On 22 September 2022, The Law Commission published their Consultation Paper on the Arbitration Act 1996 (the Act). The Act has provides the framework for the growth of London as the "world's most popular seat" for handling commercial arbitrations, according to the Law Commission. Arbitration in London has increased by at least 26% since 2016 and contributes an estimated £2.5 billion to the UK economy. However, as summarised by Lord Christopher Bellamy KC "after a quarter century of success, it is right […] to ensure that the legislation remains relevant in the 21st century".
Key areas for reform
The Consultation Paper has identified eight key areas for reform of the Act. These are set out below, along with a summary of the Law Commission’s provisional proposals in relation to the issue, which are subject to the outcome of the formal consultation process.
- Confidentiality - The Law Commission’s provisional conclusion is that the Act should not seek to codify the law on confidentiality and the area should be left to develop organically by the Courts through case law. The Commission are not currently persuaded that all types of arbitration should be confidential by default and note that, even if the Act did apply such a default rule, it would be subject to mandatory exceptions and caveats. The fact that the existence and extent of such exceptions is still being developed in case law means that, in the Commission’s provisional review, there would be a risk in codifying law which is still uncertain.
- Independence - The Law Commission have provisionally concluded not to impose an explicit duty of independence on arbitrators. There is already a duty of impartiality imposed on arbitrators under s33 of the Act – as such, the Commission is of the view that, provided that the arbitrator is impartial, it does not matter if they are not perfectly independent, provided their connections are disclosed to the parties. It is then for the parties, with the benefit of this information, to decide for themselves if they are comfortable with the appointment of the arbitrator or not.
Here, the Commission notes that it is ‘rarely possible’ in practice for arbitrators to be free of any connection to the parties in certain industries. Indeed, the fact that a particular arbitrator is immersed in the field is the precise reason that the parties may decide to appoint, with the key consideration being that, despite those connections, the arbitrator can remain impartial.

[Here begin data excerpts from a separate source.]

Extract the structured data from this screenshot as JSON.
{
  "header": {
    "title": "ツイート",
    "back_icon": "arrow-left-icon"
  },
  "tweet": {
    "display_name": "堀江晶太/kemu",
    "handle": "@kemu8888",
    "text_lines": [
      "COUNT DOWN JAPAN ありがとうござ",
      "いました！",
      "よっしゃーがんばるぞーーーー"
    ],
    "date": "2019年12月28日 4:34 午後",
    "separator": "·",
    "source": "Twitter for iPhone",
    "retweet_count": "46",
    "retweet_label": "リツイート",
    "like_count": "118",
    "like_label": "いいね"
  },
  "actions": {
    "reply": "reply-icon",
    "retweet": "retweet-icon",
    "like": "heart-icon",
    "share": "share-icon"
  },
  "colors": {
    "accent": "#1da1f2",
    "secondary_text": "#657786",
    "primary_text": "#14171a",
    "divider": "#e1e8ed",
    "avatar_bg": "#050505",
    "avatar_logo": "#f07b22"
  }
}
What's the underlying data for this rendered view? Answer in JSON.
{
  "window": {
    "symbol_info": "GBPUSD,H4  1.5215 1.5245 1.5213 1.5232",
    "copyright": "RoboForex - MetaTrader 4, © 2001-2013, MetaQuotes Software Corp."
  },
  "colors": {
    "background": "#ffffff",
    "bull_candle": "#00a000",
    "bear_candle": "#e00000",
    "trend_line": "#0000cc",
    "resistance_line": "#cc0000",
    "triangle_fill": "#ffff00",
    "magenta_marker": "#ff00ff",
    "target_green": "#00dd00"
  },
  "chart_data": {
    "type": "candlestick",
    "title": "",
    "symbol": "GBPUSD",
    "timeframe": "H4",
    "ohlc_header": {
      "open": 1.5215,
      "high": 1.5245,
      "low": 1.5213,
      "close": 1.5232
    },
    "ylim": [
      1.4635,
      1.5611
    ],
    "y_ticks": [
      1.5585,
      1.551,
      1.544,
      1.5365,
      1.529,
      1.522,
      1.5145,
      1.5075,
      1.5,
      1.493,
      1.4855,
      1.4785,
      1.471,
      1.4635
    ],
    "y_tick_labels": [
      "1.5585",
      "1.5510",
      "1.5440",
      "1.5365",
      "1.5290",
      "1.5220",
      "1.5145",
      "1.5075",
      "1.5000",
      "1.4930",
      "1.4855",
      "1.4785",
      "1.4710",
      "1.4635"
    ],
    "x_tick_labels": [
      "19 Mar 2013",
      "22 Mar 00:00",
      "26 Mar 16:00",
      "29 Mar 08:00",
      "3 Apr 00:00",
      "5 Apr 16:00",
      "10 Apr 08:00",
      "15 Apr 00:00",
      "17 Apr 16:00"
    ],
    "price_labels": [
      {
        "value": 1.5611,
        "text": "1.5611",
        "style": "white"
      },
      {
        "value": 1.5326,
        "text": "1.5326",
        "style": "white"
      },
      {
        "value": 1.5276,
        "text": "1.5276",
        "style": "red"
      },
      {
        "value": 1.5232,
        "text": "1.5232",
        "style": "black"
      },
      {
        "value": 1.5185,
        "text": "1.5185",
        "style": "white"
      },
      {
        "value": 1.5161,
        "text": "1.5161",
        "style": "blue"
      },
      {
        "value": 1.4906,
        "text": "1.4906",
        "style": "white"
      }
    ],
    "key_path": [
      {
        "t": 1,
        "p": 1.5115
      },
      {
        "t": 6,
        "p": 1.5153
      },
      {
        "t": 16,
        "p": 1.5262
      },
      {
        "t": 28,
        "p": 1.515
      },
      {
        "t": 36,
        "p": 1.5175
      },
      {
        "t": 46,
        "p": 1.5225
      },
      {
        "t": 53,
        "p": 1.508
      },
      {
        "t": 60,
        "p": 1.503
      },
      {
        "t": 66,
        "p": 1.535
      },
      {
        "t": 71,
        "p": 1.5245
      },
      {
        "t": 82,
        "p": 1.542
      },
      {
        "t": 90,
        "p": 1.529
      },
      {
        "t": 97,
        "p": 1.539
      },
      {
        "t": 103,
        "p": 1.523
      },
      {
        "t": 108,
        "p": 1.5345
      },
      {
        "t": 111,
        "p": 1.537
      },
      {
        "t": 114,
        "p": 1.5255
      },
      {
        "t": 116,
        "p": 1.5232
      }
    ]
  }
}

- Discrimination – A provisional proposal has been suggested by the Commission that will allow a party to appoint an arbitrator free of any discriminatory restrictions that may have been written into the arbitration agreement (such restrictions being rendered unenforceable). This would prevent a party objecting to the appointment of an arbitrator based on their protected characteristics (as identified under s.4 of the Equality Act 2010).
- Immunity of arbitrators – The immunity of arbitrators has been identified as an area to strengthen, particularly where it comes to holding arbitrators potentially liable for the costs of court applications; a trend that has emerged from case law which the Commission provisionally considers should now be reversed.
- Summary disposal of issues which lack merit – A new provisional proposal has been made to provide explicitly that an arbitral tribunal may follow a summary procedure to dispose of a claim or defence which lacks merit, although this will be non-mandatory and can be opted-out from.
- Interim measures ordered by the court in support of arbitral proceedings – Two new proposals have been put forward for consultation in relation to the scope of s.44 of the Act – regarding first whether the court can make orders in relation to third parties and, second, the availability of section 44 in the context of the appointment of an emergency arbitrator.
- Jurisdictional challenges against arbitral awards – The Commission has proposed here that, where a party has participated in arbitration and has objected to the jurisdiction of that tribunal, which has then made an award, any subsequent challenge under s67 of the Act should be by way of appeal rather than a rehearing.
- Appeals on a point of law - There have long been conflicting views were it comes to the finality of arbitral awards. S69 of the Act currently allows a party the to appeal to the court on limited questions of law. Some argue that s.69 should be repealed to add finality to the arbitral award, whilst others feel it is right to correct errors of law if they occur. The Commission does not currently propose to change the position due to the small frequency in which s.69 appeals are made in any event, and due to the ability of the parties to opt-in or opt-out of the provision.
The consultation is inviting responses from 22 September 2022 until 15 December 2022 and we will be keeping a close eye on the developments as they arise, for this key piece of legislation in the arbitration sphere.